Soweit ich das verstanden habe meinte sie das im Bezug zu dass er ja ansonsten noch einen fitten Eindruck macht und (meine Interpretation) er keine OP nötig hätte deswegen. Das Alter denke ich Mal ist auch ein Grund aber so oft habe ich schon gelesen dass alte Hunde eine OP hatten. Und hier geht es um einen Tumor am Maul, was ja ein ganz anderer Eingriff als z.B. ein Tumor an einem Organ wäre. Ich werde mit ihr weiteres besprechen und Mal sehen was bei rum kommt. Habe aber auch als Backup noch einen Termin bei einer anderen Vet.
Palliativ wird doch nur gemacht wenn jeder andere Weg zwecklos erscheint? Ich bin da leider sehr unerfahren was Tumore betrifft, aber als ich es sah hatte ich direkt angerufen, nur nicht gedacht dass man da nicht sofort handelt.
Eine palliative Behandlung kommt dann in Frage, wenn eine Heilung unwahrscheinlich ist.
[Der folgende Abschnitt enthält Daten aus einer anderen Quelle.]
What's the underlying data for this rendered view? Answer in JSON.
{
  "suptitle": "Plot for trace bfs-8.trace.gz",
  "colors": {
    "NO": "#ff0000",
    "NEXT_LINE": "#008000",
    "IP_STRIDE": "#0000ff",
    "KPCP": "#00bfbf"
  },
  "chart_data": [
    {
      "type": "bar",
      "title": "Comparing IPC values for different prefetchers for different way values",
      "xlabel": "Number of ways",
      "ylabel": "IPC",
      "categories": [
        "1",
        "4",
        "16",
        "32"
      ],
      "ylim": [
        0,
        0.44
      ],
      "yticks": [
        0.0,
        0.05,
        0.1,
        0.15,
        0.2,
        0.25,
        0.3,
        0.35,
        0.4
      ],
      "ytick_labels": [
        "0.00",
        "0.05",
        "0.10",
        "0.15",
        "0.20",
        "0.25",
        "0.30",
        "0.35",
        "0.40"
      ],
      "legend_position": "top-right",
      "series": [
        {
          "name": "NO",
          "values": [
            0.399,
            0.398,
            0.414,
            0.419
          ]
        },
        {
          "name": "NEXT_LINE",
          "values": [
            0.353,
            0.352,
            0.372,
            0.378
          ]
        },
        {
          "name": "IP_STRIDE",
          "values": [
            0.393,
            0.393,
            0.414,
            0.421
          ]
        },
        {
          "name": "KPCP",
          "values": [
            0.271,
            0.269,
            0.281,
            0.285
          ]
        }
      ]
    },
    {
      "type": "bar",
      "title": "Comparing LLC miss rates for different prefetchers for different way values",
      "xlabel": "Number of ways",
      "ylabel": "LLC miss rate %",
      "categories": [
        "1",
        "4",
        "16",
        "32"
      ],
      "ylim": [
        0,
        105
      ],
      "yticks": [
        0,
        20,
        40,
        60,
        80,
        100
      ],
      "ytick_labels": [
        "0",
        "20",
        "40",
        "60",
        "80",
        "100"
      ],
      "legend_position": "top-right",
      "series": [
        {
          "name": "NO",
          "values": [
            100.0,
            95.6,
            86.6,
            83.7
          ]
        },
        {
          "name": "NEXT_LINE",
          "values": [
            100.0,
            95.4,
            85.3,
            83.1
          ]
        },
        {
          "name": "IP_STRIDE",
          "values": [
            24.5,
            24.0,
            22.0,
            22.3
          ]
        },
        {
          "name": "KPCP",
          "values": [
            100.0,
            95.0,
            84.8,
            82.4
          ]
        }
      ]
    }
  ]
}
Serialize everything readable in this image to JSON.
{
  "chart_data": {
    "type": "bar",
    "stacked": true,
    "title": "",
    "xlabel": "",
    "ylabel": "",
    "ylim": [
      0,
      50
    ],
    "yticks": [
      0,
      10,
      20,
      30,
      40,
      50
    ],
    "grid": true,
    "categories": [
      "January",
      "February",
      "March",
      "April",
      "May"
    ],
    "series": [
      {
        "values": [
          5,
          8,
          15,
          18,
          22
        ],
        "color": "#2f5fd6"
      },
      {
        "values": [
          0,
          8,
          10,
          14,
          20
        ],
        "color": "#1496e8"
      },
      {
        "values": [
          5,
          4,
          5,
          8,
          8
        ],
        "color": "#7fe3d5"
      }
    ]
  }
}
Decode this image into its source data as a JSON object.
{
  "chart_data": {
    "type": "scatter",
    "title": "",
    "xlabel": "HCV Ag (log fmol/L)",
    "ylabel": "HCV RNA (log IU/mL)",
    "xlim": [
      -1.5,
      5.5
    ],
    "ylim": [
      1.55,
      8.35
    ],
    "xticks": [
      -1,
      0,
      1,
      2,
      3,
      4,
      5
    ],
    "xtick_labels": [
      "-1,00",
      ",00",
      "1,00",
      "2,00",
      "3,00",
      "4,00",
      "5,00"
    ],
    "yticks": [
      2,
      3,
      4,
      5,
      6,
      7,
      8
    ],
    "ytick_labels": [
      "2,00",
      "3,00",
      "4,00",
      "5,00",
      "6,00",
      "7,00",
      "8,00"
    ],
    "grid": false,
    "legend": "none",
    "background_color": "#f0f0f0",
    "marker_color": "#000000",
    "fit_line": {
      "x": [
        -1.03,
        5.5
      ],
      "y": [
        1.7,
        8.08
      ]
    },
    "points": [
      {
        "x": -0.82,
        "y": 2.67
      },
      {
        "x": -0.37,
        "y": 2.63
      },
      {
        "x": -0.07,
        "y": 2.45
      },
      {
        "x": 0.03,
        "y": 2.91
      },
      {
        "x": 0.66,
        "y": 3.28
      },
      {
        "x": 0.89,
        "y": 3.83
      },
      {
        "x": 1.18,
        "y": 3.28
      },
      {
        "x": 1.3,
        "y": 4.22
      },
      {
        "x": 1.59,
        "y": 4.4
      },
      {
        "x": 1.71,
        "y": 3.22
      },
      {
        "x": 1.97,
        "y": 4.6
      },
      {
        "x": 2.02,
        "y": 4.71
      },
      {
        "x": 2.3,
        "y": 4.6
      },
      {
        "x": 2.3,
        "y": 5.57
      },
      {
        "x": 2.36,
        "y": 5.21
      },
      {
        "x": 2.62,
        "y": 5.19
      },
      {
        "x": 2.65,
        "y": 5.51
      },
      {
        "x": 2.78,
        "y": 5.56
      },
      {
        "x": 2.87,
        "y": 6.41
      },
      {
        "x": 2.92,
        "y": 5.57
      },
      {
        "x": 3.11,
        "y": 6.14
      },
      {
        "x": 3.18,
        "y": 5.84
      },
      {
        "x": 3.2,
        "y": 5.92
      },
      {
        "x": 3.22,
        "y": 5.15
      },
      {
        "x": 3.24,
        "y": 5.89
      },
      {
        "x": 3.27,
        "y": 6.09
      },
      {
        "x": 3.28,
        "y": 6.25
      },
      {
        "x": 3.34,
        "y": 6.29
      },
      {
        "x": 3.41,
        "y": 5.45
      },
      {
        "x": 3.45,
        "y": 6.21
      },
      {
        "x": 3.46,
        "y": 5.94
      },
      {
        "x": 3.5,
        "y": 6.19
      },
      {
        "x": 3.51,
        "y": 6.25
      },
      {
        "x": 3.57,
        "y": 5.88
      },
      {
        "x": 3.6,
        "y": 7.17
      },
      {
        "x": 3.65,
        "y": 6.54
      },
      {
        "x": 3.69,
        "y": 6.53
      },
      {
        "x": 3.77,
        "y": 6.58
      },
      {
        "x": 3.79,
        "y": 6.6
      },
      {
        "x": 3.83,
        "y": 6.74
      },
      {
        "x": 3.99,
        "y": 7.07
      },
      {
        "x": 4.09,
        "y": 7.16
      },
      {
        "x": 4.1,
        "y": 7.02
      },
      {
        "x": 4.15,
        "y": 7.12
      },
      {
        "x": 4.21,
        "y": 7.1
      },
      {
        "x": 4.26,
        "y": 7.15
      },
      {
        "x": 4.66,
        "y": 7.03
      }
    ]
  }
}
Je nachdem wie weit fortgeschritten es ist, kann man aber zumindest theoretisch noch Behandlungen wie bspw. Chemotherapien durchführen. Damit kann man die Lebenserwartung verlängern, auch wenn es keine Aussicht auf Heilung gibt. Ist es zu weit fortgeschritten, muss man abwägen welche Behandlung sinnvoll ist. Manchmal ist es dann leider nur noch sinnvoll Schmerzen und Symptome zu lindern. Auch das Alter spielt eine Rolle dabei. Es geht immer darum die Lebensqualität zu verbessern und dafür gibt es unterschiedliche Herangehensweisen.